The next year, 1949, turned out to be Pajor's best year: He became Hungarian National Allround Champion for the fourth time and then won bronze at the European Allround Championships, while setting a new world record on the 5000 m during those championships. On the 10000 m during those championships, he skated a time of 16:58.7, which was faster than Charles Mathiesen's nine-year-old world record of 17:01.5 on that distance. However, Hjalmar Andersen became the new world record holder on the 10000 m, skating an even faster 16:57.4. Two weeks later, at the 1949 World Allround Championships in Oslo, Norway, Pajor won gold, making him the first Hungarian skater to become World Allround Champion. As of 2007, he is still the only Hungarian, male or female, to win gold, or even any medal, at any of the different disciplines of World Championships in speed skating (Emese Hunyady of course having been naturalised to the Austrian nationality (1985) when she became World Champion (1994 Allround; 1999 1500m)

After those 1949 World Championships, Pajor did not return home from Oslo, defecting from Hungary. When Pajor participated in the 1951 World Allround Championships and won a bronze medal, he did not represent any country. The International Skating Union (ISU) allowed him to participate as an "independent skater" representing the ISU. In 1952, skating for IF Castor (Idrottsföreningen Castor - Sport Federation Castor) of Östersund, Sweden, Pajor won bronze at the European Allround Championships held in his new hometown of Östersund, representing Sweden.

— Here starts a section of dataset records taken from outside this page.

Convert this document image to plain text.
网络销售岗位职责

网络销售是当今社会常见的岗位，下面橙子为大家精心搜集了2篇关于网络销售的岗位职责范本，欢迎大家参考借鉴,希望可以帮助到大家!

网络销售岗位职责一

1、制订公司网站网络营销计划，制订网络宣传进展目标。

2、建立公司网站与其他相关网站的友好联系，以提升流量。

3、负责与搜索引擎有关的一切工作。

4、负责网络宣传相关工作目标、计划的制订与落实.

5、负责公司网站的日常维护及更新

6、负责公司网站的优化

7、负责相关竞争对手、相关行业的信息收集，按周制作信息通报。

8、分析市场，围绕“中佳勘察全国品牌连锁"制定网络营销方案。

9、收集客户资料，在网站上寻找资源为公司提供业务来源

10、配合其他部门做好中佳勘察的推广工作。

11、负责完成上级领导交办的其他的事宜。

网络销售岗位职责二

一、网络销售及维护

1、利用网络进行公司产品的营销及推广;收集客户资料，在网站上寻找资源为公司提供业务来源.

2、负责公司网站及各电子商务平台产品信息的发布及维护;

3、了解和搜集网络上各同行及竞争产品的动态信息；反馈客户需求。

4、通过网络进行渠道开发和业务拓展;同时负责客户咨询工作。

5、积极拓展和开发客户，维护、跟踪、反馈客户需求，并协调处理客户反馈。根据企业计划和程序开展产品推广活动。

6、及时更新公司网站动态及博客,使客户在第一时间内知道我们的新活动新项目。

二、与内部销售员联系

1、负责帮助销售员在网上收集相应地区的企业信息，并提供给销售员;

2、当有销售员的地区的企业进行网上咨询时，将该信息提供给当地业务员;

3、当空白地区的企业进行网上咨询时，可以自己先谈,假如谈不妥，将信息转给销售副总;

In Sweden he worked as an architect and had his own architect firm in Djursholm.

==Medals==
An overview of medals won by Pajor at important championships he participated in, listing the years in which he won each:

| Championships | Gold medal | Silver medal | Bronze medal |
|---|---|---|---|
| Winter Olympics | – | – | – |
| World Allround | 1949 | – | 1951 |
| European Allround | – | – | 1949 1952 |
| Hungarian Allround | 1944 1947 1948 1949 | 1943 | – |

==World record==
Over the course of his career, Pajor skated one world record:

| Discipline | Time | Date | Location |
|---|---|---|---|
| 5000 m | 8.13,5 | February 5, 1949 | SUI Davos |

Source: SpeedSkatingStats.com

==Personal records==
To put these personal records in perspective, the WR column lists the official world records on the dates that Pajor skated his personal records.

| Event | Result | Date | Venue | WR |
|---|---|---|---|---|
| 500 m | 44.1 | 3 February 1951 | Davos | 41.8 |
| 1500 m | 2:16.5 | 27 January 1952 | Davos | 2:12.9 |
| 3000 m | 4:47.5 | 24 January 1953 | Davos | 4:45.7 |
| 5000 m | 8:13.5 | 5 February 1949 | Davos | 8:13.7 |
| 10000 m | 16:58.7 | 6 February 1949 | Davos | 17:01.5 |

Note that Pajors's personal record on the 10000 m was not a world record because Hjalmar Andersen skated 16:57.4 at the same tournament.

Pajor has an Adelskalender score of 189.885 points. His highest ranking on the Adelskalender was a seventh place.